Mahasthan Museum: Relics await identity
Upon reaching the Mahasthan Archaeological Museum, a keen visitor has to cross a concrete road on foot. Beyond awaits a world of exquisite and ancient art dating back to the Maurya, Shunga, Gupta, Pala and Muslim dynasties.
With a view to educate the young about our ancient culture and exhibit artefacts, the then Pakistan government established the museum in the year 1967. The museum was located at the archaeological site of Mahasthangarh under Shibganj upazila in Bogra district.
Archaeologist Mahabub-Ul-Alam, custodian-in-charge of the museum, said that there are many artefacts in the museum, including unreadable letters. Extensively decorated Shunga plaques along with other artefacts are also on display -- unfortunately without a detailed description.
A clay oven, dating back to 400 BC is one of the most important artefacts at the museum. However, this too lacks adequate description. Same goes for relics from Gupta, Pala and other periods.
A huge number of ancient images and relics are collecting dust in a storeroom. There are samples of indigenous art featured on ancient clay pots. The exquisite design on black stone is sure to captivate the visitors.

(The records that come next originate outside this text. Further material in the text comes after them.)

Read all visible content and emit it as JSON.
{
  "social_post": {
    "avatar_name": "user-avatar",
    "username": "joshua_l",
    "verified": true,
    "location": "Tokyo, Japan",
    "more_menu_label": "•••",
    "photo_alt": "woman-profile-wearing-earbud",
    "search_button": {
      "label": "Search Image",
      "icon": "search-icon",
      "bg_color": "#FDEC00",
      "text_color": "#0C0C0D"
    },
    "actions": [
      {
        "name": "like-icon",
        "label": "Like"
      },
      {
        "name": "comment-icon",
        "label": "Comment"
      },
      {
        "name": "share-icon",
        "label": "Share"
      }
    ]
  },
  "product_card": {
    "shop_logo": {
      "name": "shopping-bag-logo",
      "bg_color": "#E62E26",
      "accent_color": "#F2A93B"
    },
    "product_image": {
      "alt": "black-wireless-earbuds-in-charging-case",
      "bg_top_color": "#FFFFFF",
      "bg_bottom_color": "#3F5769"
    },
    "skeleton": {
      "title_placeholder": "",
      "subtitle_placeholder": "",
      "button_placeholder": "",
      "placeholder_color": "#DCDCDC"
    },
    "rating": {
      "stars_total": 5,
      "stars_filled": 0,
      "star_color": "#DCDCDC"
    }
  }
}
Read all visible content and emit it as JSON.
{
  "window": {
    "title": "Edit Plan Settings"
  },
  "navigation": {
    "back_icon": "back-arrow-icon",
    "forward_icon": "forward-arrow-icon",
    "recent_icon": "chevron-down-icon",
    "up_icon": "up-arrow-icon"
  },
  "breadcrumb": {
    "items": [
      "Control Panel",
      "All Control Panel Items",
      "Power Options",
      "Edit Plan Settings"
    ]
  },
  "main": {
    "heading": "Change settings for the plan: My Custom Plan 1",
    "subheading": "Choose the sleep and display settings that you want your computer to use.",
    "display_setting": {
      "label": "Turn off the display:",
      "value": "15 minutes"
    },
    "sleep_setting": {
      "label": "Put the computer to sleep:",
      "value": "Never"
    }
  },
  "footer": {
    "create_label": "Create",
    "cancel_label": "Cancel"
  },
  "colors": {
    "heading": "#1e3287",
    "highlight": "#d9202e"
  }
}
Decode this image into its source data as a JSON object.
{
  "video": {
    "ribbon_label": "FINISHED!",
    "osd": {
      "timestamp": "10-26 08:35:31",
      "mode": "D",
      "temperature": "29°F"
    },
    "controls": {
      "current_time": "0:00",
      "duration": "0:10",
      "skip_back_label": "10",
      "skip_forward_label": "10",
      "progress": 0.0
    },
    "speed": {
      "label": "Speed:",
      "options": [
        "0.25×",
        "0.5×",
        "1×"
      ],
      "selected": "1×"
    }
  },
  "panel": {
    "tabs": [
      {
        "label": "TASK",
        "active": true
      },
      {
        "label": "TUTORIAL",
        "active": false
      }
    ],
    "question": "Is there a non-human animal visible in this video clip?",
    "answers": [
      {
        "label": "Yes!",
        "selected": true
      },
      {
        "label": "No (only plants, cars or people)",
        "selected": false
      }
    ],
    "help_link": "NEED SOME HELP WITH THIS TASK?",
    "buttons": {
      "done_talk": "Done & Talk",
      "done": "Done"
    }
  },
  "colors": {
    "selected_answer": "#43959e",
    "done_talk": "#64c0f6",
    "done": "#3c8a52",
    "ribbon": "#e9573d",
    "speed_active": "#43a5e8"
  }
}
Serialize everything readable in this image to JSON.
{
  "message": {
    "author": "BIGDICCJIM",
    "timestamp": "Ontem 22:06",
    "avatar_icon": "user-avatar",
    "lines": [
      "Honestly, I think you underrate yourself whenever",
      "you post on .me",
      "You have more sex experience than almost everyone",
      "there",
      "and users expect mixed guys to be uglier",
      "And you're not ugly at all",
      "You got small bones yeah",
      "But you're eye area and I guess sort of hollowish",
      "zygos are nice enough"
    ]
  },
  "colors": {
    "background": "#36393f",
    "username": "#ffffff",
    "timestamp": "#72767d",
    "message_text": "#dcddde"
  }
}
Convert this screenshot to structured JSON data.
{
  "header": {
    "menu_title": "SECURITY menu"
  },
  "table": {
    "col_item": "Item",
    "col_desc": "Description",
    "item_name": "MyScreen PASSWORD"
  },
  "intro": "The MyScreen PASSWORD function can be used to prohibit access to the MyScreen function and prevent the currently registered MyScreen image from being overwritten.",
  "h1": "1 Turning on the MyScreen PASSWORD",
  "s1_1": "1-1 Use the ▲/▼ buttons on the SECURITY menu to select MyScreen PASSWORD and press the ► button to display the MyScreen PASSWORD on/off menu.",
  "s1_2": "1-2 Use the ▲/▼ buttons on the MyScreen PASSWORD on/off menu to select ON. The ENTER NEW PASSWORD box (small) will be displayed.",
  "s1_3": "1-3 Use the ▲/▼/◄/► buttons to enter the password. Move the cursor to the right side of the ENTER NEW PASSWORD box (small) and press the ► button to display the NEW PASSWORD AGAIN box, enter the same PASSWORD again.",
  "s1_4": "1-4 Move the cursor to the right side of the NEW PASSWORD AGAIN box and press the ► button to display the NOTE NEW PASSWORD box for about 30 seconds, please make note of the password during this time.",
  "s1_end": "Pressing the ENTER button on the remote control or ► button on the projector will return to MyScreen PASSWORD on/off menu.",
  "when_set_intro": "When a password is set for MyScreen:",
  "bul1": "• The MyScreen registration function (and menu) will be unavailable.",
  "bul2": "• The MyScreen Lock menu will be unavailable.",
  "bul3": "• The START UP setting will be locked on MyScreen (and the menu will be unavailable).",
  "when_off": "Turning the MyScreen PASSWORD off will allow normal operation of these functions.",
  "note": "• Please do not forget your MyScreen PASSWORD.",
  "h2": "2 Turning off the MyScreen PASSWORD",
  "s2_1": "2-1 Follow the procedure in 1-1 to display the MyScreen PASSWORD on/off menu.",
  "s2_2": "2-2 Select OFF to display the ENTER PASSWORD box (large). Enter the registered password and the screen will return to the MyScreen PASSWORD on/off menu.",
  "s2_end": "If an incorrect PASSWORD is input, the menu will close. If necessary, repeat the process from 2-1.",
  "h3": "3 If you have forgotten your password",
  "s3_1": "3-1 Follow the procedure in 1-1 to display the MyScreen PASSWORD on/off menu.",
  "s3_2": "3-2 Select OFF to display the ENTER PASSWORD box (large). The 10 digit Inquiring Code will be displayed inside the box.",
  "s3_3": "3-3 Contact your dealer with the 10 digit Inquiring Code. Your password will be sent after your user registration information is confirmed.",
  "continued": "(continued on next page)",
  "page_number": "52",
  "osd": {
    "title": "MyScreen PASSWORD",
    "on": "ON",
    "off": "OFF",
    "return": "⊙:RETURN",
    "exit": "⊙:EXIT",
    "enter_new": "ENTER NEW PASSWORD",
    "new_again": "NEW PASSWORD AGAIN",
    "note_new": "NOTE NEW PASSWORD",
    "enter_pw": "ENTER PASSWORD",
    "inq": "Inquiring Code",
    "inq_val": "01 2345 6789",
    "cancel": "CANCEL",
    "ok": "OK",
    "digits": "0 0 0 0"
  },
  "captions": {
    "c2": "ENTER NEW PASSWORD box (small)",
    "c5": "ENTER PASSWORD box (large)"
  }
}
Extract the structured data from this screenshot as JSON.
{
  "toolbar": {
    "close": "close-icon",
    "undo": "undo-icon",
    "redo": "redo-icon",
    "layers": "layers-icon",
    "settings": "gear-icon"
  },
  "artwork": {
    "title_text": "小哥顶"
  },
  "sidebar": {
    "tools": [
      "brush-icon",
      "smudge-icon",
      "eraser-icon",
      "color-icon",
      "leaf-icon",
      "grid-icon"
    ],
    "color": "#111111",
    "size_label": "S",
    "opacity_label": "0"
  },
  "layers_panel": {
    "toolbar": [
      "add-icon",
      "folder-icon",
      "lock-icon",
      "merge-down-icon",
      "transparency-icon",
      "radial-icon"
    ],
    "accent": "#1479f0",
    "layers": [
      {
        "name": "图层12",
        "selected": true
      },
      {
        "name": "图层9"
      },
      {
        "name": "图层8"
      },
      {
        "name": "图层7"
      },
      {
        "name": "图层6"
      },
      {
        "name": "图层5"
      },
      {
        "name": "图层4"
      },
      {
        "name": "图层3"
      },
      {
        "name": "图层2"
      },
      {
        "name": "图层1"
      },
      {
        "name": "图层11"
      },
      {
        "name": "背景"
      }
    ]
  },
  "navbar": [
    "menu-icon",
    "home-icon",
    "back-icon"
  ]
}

A small sculpture called "Benu Gopala," (12th-13th century) made of black stone, is one of the highlights. There is a chain made of clay, with over 1,000 year-old terracotta beads. Rare collections of Northern Black and Polish Ware (NBPW), and Red and Black Ware (RBW) are also on display at the museum.
While some of these relics provide information on the contemporaneous culture, many of them still await for their identities to be confirmed.